Patient was supplied with a left Blue Rocker AFO from Allard. This allowed the patient to achieve a knee extension and hip extension moment. Patient walked in corridor without her stick and didn't drift, demonstrating immediate benefit from the device. Additional padding was added to the anterior strut of the device as she found this uncomfortable pressure against her ankle.
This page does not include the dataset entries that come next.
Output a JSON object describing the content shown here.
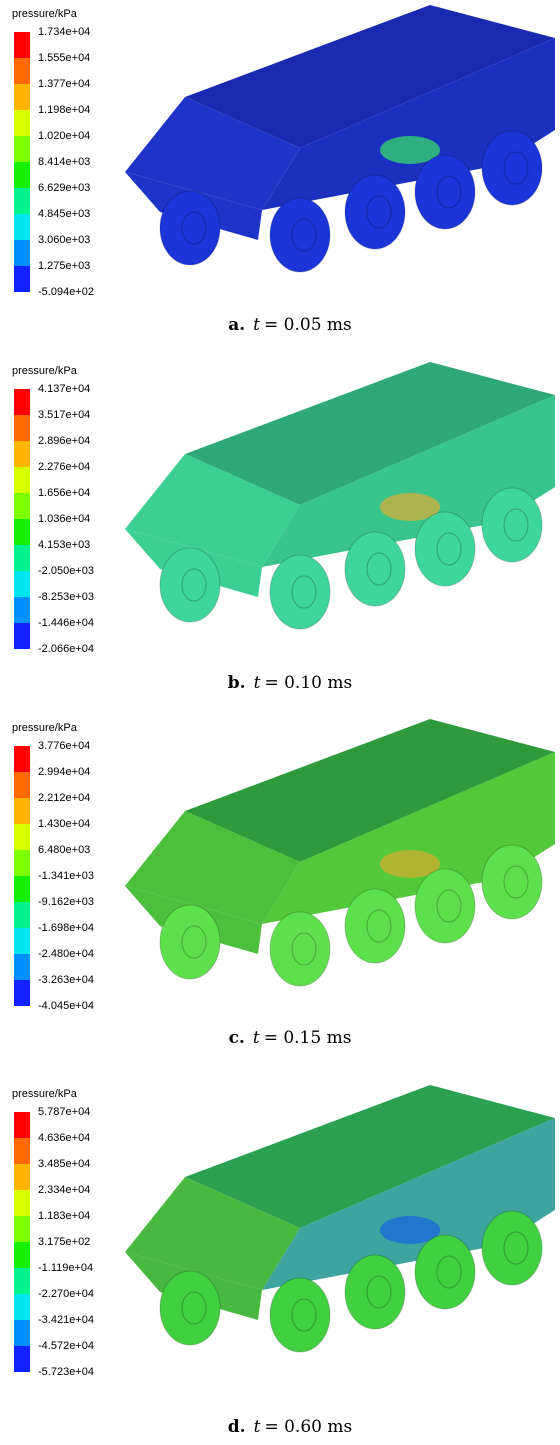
{
  "panels": [
    {
      "legend_title": "pressure/kPa",
      "legend_labels": [
        "1.734e+04",
        "1.555e+04",
        "1.377e+04",
        "1.198e+04",
        "1.020e+04",
        "8.414e+03",
        "6.629e+03",
        "4.845e+03",
        "3.060e+03",
        "1.275e+03",
        "-5.094e+02"
      ],
      "caption": {
        "label": "a.",
        "variable": "t",
        "value": "= 0.05  ms"
      }
    },
    {
      "legend_title": "pressure/kPa",
      "legend_labels": [
        "4.137e+04",
        "3.517e+04",
        "2.896e+04",
        "2.276e+04",
        "1.656e+04",
        "1.036e+04",
        "4.153e+03",
        "-2.050e+03",
        "-8.253e+03",
        "-1.446e+04",
        "-2.066e+04"
      ],
      "caption": {
        "label": "b.",
        "variable": "t",
        "value": "= 0.10  ms"
      }
    },
    {
      "legend_title": "pressure/kPa",
      "legend_labels": [
        "3.776e+04",
        "2.994e+04",
        "2.212e+04",
        "1.430e+04",
        "6.480e+03",
        "-1.341e+03",
        "-9.162e+03",
        "-1.698e+04",
        "-2.480e+04",
        "-3.263e+04",
        "-4.045e+04"
      ],
      "caption": {
        "label": "c.",
        "variable": "t",
        "value": "= 0.15  ms"
      }
    },
    {
      "legend_title": "pressure/kPa",
      "legend_labels": [
        "5.787e+04",
        "4.636e+04",
        "3.485e+04",
        "2.334e+04",
        "1.183e+04",
        "3.175e+02",
        "-1.119e+04",
        "-2.270e+04",
        "-3.421e+04",
        "-4.572e+04",
        "-5.723e+04"
      ],
      "caption": {
        "label": "d.",
        "variable": "t",
        "value": "= 0.60  ms"
      }
    }
  ]
}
At a 2 week phone RV patient reports wearing AFO all day, only removing for driving. She still uses walking stick when outdoors, however this is a confidence issue, and she does not use the stick when in shops or other people's houses. She has already returned to dance classes, starting slowly. She is waiting a couple more weeks before trying a longer walk. She reports no paint or discomfort, and she is leaving the house more since receiving the AFO with an improvement in her quality of life. She had tried several types of footwear with the device and mainly uses a fully enclosing Hotter shoe as this gives her the greatest amount of stability. Patient is due for initial review in clinic in 4 weeks' time.

Conclusion

Current conservative treatment of an Achilles rupture is focussed on maintaining Achilles length and reduction in further damage occuring. In long term treatment further consideration needs to be made of the biomechnaical changes involved with the loss of full Achilles use.

Key Points

Chronic full Achilles rupture. Allard Blue Rocker. Biomechanics. 4th Rocker. 

Further information

Patient was seen for a 6 week follow up. Reports walking 1 mile everyday and able to participate in more dances. Suffered a back injury in RTA 3 weeks ago which has hampered progress of increasing time on feet.

Videos were taken in limited clinic space to demonstrate gait with and without AFO. Without AFO it can be seen how patient has difficulty to walk in straight line, she moves the right left in front of the left leg. On the sagital view withput the AFO she is unable to fully extend her left knee, with a drop in her knee at late stance, due to lack of plantarflexion power.